Award the marks shown for each correct step; many of these have more than one valid route, so give method marks for any correct working.

1Show that $x^2-6x+7=0$ has two irrational roots, and write them in the form $a\pm\sqrt{b}$.[3]
Model solution
$b^2-4ac=36-28=8>0$, and $8$ is not a perfect square, so the roots are irrational.
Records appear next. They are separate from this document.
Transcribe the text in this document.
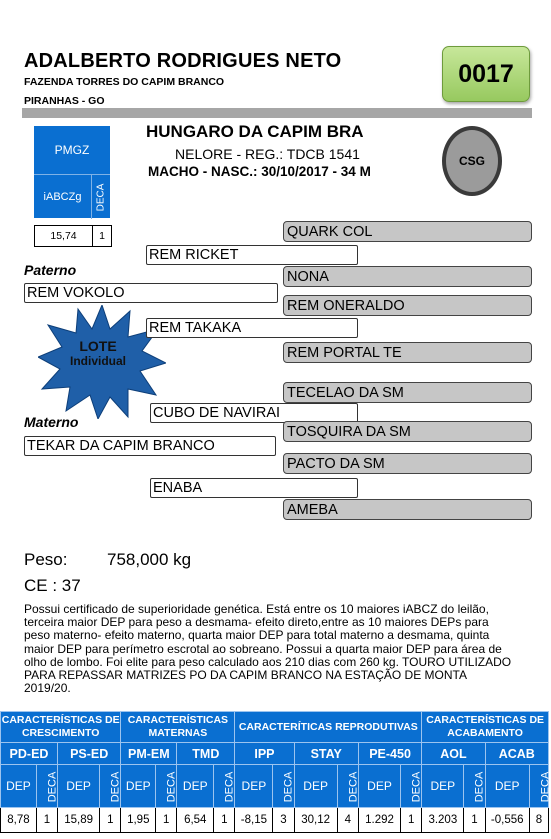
ADALBERTO RODRIGUES NETO
FAZENDA TORRES DO CAPIM BRANCO
PIRANHAS - GO
0017
PMGZ
iABCZg	DECA
15,74	1
HUNGARO DA CAPIM BRA
NELORE - REG.: TDCB 1541
MACHO - NASC.: 30/10/2017 - 34 M
CSG
QUARK COL
REM RICKET
NONA
Paterno
REM VOKOLO
REM ONERALDO
LOTE
Individual
REM TAKAKA
REM PORTAL TE
TECELAO DA SM
CUBO DE NAVIRAI
Materno
TOSQUIRA DA SM
TEKAR DA CAPIM BRANCO
PACTO DA SM
ENABA
AMEBA
Peso: 758,000 kg
CE : 37
Possui certificado de superioridade genética. Está entre os 10 maiores iABCZ do leilão, terceira maior DEP para peso a desmama- efeito direto,entre as 10 maiores DEPs para peso materno- efeito materno, quarta maior DEP para total materno a desmama, quinta maior DEP para perímetro escrotal ao sobreano. Possui a quarta maior DEP para área de olho de lombo. Foi elite para peso calculado aos 210 dias com 260 kg. TOURO UTILIZADO PARA REPASSAR MATRIZES PO DA CAPIM BRANCO NA ESTAÇÃO DE MONTA 2019/20.
CARACTERÍSTICAS DE CRESCIMENTO				CARACTERÍSTICAS MATERNAS				CARACTERÍTICAS REPRODUTIVAS						CARACTERÍSTICAS DE ACABAMENTO			
PD-ED		PS-ED		PM-EM		TMD		IPP		STAY		PE-450		AOL		ACAB	
DEP	DECA	DEP	DECA	DEP	DECA	DEP	DECA	DEP	DECA	DEP	DECA	DEP	DECA	DEP	DECA	DEP	DECA
8,78	1	15,89	1	1,95	1	6,54	1	-8,15	3	30,12	4	1.292	1	3.203	1	-0,556	8
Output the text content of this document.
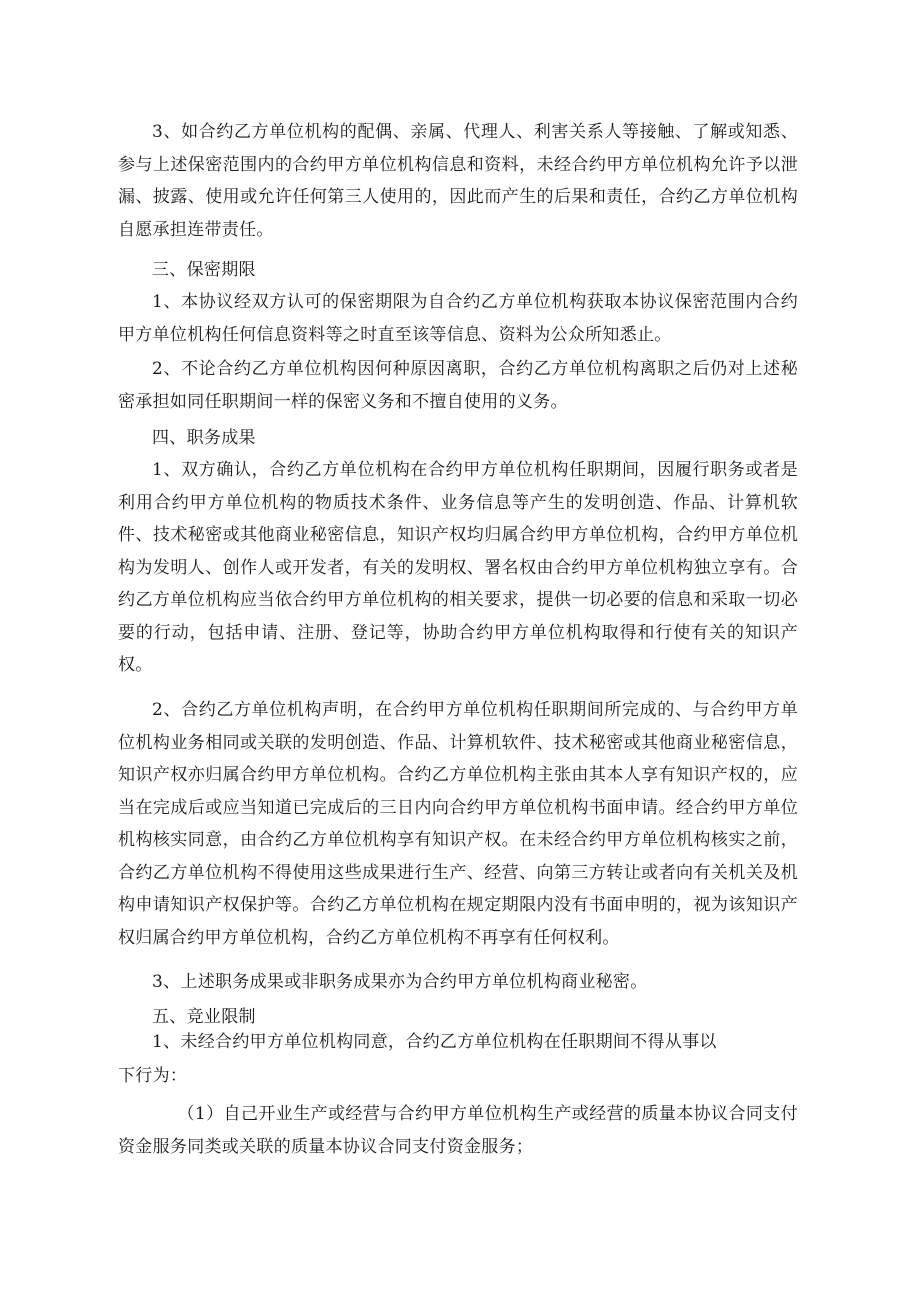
3、如合约乙方单位机构的配偶、亲属、代理人、利害关系人等接触、了解或知悉、参与上述保密范围内的合约甲方单位机构信息和资料，未经合约甲方单位机构允许予以泄漏、披露、使用或允许任何第三人使用的，因此而产生的后果和责任，合约乙方单位机构自愿承担连带责任。

三、保密期限

1、本协议经双方认可的保密期限为自合约乙方单位机构获取本协议保密范围内合约甲方单位机构任何信息资料等之时直至该等信息、资料为公众所知悉止。

2、不论合约乙方单位机构因何种原因离职，合约乙方单位机构离职之后仍对上述秘密承担如同任职期间一样的保密义务和不擅自使用的义务。

四、职务成果

1、双方确认，合约乙方单位机构在合约甲方单位机构任职期间，因履行职务或者是利用合约甲方单位机构的物质技术条件、业务信息等产生的发明创造、作品、计算机软件、技术秘密或其他商业秘密信息，知识产权均归属合约甲方单位机构，合约甲方单位机构为发明人、创作人或开发者，有关的发明权、署名权由合约甲方单位机构独立享有。合约乙方单位机构应当依合约甲方单位机构的相关要求，提供一切必要的信息和采取一切必要的行动，包括申请、注册、登记等，协助合约甲方单位机构取得和行使有关的知识产权。

2、合约乙方单位机构声明，在合约甲方单位机构任职期间所完成的、与合约甲方单位机构业务相同或关联的发明创造、作品、计算机软件、技术秘密或其他商业秘密信息，知识产权亦归属合约甲方单位机构。合约乙方单位机构主张由其本人享有知识产权的，应当在完成后或应当知道已完成后的三日内向合约甲方单位机构书面申请。经合约甲方单位机构核实同意，由合约乙方单位机构享有知识产权。在未经合约甲方单位机构核实之前，合约乙方单位机构不得使用这些成果进行生产、经营、向第三方转让或者向有关机关及机构申请知识产权保护等。合约乙方单位机构在规定期限内没有书面申明的，视为该知识产权归属合约甲方单位机构，合约乙方单位机构不再享有任何权利。

3、上述职务成果或非职务成果亦为合约甲方单位机构商业秘密。

五、竞业限制

1、未经合约甲方单位机构同意，合约乙方单位机构在任职期间不得从事以

下行为：

（1）自己开业生产或经营与合约甲方单位机构生产或经营的质量本协议合同支付资金服务同类或关联的质量本协议合同支付资金服务；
$x=\dfrac{6\pm\sqrt8}{2}=\dfrac{6\pm2\sqrt2}{2}=3\pm\sqrt2$.
Answer: $3\pm\sqrt2$
Marks
1Discriminant $=8$ ($>0$, not a perfect square)
1Simplifies $\sqrt8=2\sqrt2$
1$x=3\pm\sqrt2$
2The equation $x^2+kx+16=0$ has a repeated root. Work out the possible values of $k$.[3]
Model solution
Repeated root: $b^2-4ac=0$, so $k^2-4(1)(16)=0$.
$k^2=64$, so $k=\pm8$.
Answer: $k=\pm8$
Marks
1Sets $k^2-64=0$
1$k^2=64$
1$k=8$ and $k=-8$
3A rectangle has length $(x+2)$ cm and width $x$ cm and area $11\text{ cm}^2$. Show that $x^2+2x-11=0$, then find $x$ to 2 d.p.[4]
Model solution
Area: $x(x+2)=11$, so $x^2+2x-11=0$.
$x=\dfrac{-2\pm\sqrt{4+44}}{2}=\dfrac{-2\pm\sqrt{48}}{2}$.
$\sqrt{48}=6.928\ldots$, so $x=\dfrac{-2+6.928}{2}=2.46$.
Answer: $x=2.46$
Marks
1Forms $x^2+2x-11=0$
1Uses the formula
1Discriminant $=48$
1$x=2.46$
4Solve $3x^2-6x-2=0$, giving your answers correct to 2 decimal places.[3]
Model solution
$x=\dfrac{6\pm\sqrt{36+24}}{6}=\dfrac{6\pm\sqrt{60}}{6}$.
$\sqrt{60}=7.746\ldots$, so $x=2.29$ or $x=-0.29$.
Answer: $x=2.29$ or $x=-0.29$
Marks
1Discriminant $=60$
1Divides by $2a=6$
1$x=2.29$ and $x=-0.29$
5The solutions of a quadratic $x^2+bx+c=0$ are $x=\dfrac{-3\pm\sqrt{17}}{2}$. Work out $b$ and $c$.[3]
Model solution
Comparing with $x=\dfrac{-b\pm\sqrt{b^2-4c}}{2}$: $-b=-3$, so $b=3$.
$b^2-4c=17$, so $9-4c=17$, giving $c=-2$.
Check: $x^2+3x-2=0$ has discriminant $9+8=17$. ✓
Answer: $b=3,\ c=-2$
Marks
1Compares with the formula: $b=3$
1$9-4c=17$
1$c=-2$ (with a check)
Extension
Repeated root: $b^2-4ac=0$, so $16-4k(k-3)=0$.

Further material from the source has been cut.